With several hundred supporters rallied to save the school in the few days between announcement of the proposed closure and the recent budget hearing, Purser’s recommendation not only attracted a near army of Academy Heights supporters, but also two television teams from Raleigh-based stations and a correspondent for the Wall Street Journal.

The school is admittedly the least diverse of all Moore County Schools, but it is also its number one ranked academic institution. The threat of closing a small, extremely successful program in a traditionally black community due to state budget cuts in a county that is better known for million dollar mansions and one of the nation’s premier golf courses is an irresistible storyline; especially in light of the state’s current race against time to complete road widening and costly airport upgrades to accommodate the rich and famous at the US Opens scheduled in 2014.

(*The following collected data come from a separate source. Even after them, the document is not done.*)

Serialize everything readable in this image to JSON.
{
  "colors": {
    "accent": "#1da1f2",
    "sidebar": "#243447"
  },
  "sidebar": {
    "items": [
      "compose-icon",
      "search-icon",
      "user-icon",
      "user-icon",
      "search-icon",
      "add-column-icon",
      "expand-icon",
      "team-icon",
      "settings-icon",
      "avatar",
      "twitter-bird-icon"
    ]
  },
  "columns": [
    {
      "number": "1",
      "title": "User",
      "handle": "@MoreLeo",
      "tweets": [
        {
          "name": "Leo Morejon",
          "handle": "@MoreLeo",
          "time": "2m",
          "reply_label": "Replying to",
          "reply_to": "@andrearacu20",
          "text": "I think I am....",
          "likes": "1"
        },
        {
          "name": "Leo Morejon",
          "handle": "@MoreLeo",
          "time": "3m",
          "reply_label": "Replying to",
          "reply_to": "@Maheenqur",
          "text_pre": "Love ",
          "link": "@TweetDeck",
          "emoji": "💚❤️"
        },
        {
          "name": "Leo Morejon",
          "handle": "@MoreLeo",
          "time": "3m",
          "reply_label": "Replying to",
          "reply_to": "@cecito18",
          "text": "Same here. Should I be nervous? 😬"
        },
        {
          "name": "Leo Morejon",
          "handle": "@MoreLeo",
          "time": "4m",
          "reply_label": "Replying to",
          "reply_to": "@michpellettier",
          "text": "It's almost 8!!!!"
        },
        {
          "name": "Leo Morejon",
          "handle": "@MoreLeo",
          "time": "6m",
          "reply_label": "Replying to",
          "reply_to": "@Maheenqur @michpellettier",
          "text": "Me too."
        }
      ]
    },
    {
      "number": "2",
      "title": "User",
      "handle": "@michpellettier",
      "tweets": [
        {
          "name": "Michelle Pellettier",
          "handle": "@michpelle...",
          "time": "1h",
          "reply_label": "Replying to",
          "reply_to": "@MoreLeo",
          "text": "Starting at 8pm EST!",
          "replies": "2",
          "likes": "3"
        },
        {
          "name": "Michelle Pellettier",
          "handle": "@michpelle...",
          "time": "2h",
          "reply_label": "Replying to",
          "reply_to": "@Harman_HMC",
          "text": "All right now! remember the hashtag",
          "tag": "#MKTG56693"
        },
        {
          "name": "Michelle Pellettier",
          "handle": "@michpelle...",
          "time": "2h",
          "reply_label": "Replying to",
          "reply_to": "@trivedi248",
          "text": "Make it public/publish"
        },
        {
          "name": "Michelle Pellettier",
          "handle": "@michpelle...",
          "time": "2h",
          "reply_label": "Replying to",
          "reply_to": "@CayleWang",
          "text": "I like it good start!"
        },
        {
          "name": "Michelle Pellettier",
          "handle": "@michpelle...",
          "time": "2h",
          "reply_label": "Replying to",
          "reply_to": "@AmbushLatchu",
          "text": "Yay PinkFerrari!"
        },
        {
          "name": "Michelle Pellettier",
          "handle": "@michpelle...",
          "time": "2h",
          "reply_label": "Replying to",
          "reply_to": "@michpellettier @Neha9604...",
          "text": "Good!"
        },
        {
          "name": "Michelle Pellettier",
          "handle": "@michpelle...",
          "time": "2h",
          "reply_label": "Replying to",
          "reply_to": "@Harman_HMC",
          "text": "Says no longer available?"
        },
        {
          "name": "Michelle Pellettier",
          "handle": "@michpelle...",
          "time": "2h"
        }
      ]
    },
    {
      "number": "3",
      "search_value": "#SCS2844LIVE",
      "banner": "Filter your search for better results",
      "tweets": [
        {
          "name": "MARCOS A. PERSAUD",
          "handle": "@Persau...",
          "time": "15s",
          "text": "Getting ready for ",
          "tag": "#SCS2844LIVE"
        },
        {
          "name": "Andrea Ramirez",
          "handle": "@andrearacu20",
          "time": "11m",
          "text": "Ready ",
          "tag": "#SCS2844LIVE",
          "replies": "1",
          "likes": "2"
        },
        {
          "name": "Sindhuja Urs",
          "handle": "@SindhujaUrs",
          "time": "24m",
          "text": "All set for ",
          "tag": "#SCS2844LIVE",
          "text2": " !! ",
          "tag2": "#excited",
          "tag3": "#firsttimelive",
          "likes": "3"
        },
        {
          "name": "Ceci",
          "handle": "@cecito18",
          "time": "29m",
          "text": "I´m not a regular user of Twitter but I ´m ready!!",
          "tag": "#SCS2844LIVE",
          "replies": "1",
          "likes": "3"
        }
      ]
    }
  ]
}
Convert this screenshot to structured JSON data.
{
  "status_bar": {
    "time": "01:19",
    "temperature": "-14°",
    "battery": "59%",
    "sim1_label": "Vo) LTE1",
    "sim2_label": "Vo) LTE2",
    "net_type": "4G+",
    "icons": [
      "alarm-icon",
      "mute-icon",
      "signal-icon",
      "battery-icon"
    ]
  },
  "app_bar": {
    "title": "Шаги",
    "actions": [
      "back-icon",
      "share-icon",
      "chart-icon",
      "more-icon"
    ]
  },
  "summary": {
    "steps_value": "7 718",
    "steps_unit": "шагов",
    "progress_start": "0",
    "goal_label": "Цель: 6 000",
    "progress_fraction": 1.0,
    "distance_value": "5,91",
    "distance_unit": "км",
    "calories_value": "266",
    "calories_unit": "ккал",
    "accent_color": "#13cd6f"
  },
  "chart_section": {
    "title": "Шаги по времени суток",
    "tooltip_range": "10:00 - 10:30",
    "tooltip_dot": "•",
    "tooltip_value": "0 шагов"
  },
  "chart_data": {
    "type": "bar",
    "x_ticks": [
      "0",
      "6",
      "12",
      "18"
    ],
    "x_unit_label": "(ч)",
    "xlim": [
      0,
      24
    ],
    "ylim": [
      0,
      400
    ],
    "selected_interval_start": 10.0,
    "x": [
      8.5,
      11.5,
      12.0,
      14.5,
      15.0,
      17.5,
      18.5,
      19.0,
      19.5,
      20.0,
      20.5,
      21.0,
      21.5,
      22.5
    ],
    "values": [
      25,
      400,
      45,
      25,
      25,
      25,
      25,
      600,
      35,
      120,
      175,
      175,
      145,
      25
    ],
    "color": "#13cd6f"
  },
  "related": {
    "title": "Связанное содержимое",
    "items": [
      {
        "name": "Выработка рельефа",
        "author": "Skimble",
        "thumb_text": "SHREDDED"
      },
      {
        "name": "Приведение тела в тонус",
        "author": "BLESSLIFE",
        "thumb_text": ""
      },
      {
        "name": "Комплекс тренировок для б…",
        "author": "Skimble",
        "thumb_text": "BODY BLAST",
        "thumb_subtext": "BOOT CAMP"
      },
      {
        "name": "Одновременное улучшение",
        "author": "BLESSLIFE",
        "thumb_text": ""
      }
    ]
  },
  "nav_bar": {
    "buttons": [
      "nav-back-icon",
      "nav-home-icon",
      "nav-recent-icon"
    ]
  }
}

Time for county to step up?

Patrick Coughlin, President of the Moore County Chamber of Commerce suggested that, rather than a setback, the state budget crisis is an opportunity.

“We need a unique approach,” he said, recommending a step back from state-controlled of funding of local schools.

“We need for local counties to take a more proactive role,” Coughlin said. “We certainly have the means to do that. This is an opportunity to make a powerful statement on how Moore County values education. We, at the Chamber, believe that education is one of the pillars that a community is built upon.”

Speaking earlier in the meeting on behalf of Southern Pines Primary, which together with Southern Pines Elementary offers the only other year round academic program in the county, PTA Vice President Rollie Sampson made a similar observation — but urged the community to look beyond local funding and to take the fight for education funding to the state and national level.

“Moore County Schools budget cuts have nickeled and dimed our children’s education,” she said. “Until we as a community and country decide to put the education of our children first, this will be a never ending battle.”